TOBA, LIVESUMUT.com – Sebanyak 205 Kepala Sekolah SD dan SMP serta 220 guru di Kabupaten Toba mengikuti Asesmen Kepala Sekolah dan Calon Kepala Sekolah yang digelar selama empat hari, sejak 5–8 November 2025 di SMP Negeri 4 Laguboti.
Kegiatan ini diselenggarakan oleh Dinas Pendidikan Pemuda dan Olahraga Kabupaten Toba, dengan menghadirkan tim psikolog dari Arunika Resilience Consulting sebagai penguji profesional.
Kepala Dinas Pendidikan Pemuda dan Olahraga Toba, Rikardo Hutajulu, menjelaskan bahwa tidak semua kepala sekolah ikut dalam asesmen kali ini.
“Ini tidak semua Kepala Sekolah, karena Kepala Sekolah yang sudah mau pensiun tidak ikut,” ujar Rikardo sebelum pembukaan asesmen, Rabu (5/11/2025).

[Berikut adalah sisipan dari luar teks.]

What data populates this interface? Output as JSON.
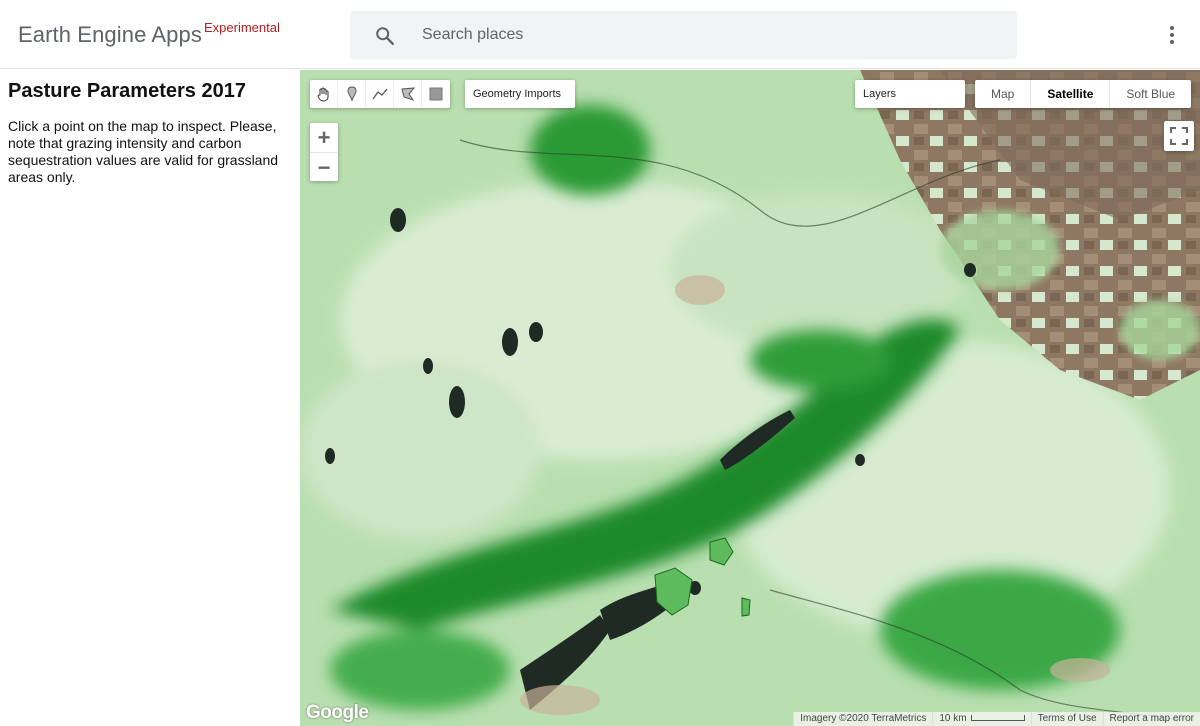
{
  "header": {
    "brand": "Earth Engine Apps",
    "brand_tag": "Experimental",
    "search": {
      "placeholder": "Search places",
      "value": ""
    },
    "icons": [
      "search-icon",
      "more-vert-icon"
    ]
  },
  "panel": {
    "title": "Pasture Parameters 2017",
    "description": "Click a point on the map to inspect. Please, note that grazing intensity and carbon sequestration values are valid for grassland areas only."
  },
  "map": {
    "drawing_tools": [
      "hand-icon",
      "placemark-icon",
      "line-icon",
      "polygon-icon",
      "rectangle-icon"
    ],
    "geometry_imports": "Geometry Imports",
    "layers": "Layers",
    "map_types": [
      {
        "label": "Map",
        "active": false
      },
      {
        "label": "Satellite",
        "active": true
      },
      {
        "label": "Soft Blue",
        "active": false
      }
    ],
    "zoom_in": "+",
    "zoom_out": "−",
    "google": "Google",
    "attribution": {
      "imagery": "Imagery ©2020 TerraMetrics",
      "scale": "10 km",
      "terms": "Terms of Use",
      "report": "Report a map error"
    }
  },
  "colors": {
    "brand_tag": "#b71c1c",
    "vegetation_dark": "#1f8a2a",
    "vegetation_light": "#cfe9c8",
    "cropland": "#8b7060",
    "water": "#1f2a24"
  }
}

Ia menambahkan, asesmen ini penting untuk mengukur integritas, kreativitas, dan inovasi para calon kepala sekolah.
“Bentuk ujian tertulis dan wawancara. Tetapi soal materinya kita enggak tahu, itu sepenuhnya wewenang penguji,” lanjutnya.
Dalam arahannya, Wakil Bupati Toba, Audi Murphy O. Sitorus, menegaskan bahwa asesmen ini merupakan bagian dari komitmen Pemkab Toba dalam mewujudkan Visi-Misi “Toba Mantap 2029”, khususnya dalam peningkatan sumber daya manusia yang berdaya saing dan berakhlak.
“Untuk itulah asesmen ini dilakukan. Dari hasil tersebut akan muncul rekomendasi apakah layak dilanjutkan sebagai Kepala Sekolah atau guru yang layak menjadi Kepala Sekolah,” ujar Wakil Bupati.
Namun, Audi Murphy mengingatkan bahwa tidak semua guru berprestasi harus menjadi kepala sekolah. Menurutnya, seorang kepala sekolah bukan hanya harus pandai mengajar, tapi juga wajib memiliki kemampuan manajemen dan kepemimpinan yang kuat.
“Guru berprestasi tidak harus menjadi Kepala Sekolah, sebab kemampuan seorang Kepala Sekolah tidak sekadar kemampuan akademik, namun juga harus memiliki kemampuan manajemen dan kepemimpinan,” tegasnya.
Ia bahkan menekankan bahwa guru hebat seharusnya tetap mengajar karena di sanalah nilai sejati seorang pendidik terlihat.
“Jangan pikir guru yang hebat akan menjadi Kepsek, kalau memang punya ilmu yang hebat sayang rasanya jika tidak mengajar,” lanjutnya.
Wakil Bupati juga berbagi kisah inspiratif tentang seorang guru di Kabupaten Toba yang menolak jabatan kepala sekolah karena ingin tetap fokus mengajar.
“Ada seorang guru di Toba ini yang luar biasa, beliau bahkan sampai membawa siswa kita ke India dan pulang membawa medali. Kemudian kita beri penghargaan dan menempatkan dia sebagai Kepala Sekolah, tetapi dia kemudian mundur karena dia merasa passion-nya tidak di situ,” jelasnya.
Bagi Wakil Bupati, kisah ini menjadi pengingat bahwa jabatan tidak selalu menjadi ukuran keberhasilan seorang pendidik. Yang terpenting adalah dedikasi dan ketulusan dalam membentuk generasi muda.
Melalui asesmen ini, Pemerintah Kabupaten Toba berharap bisa memetakan kemampuan para kepala sekolah dan guru secara objektif. Dengan begitu, penempatan jabatan bisa lebih tepat sasaran dan selaras dengan kemampuan masing-masing individu.
“Bahwa yang diperlukan menjadi Kepsek bukan sekadar kemampuan akademis, tetapi juga kemampuan manajemen dan kepemimpinan,” tutup Wakil Bupati.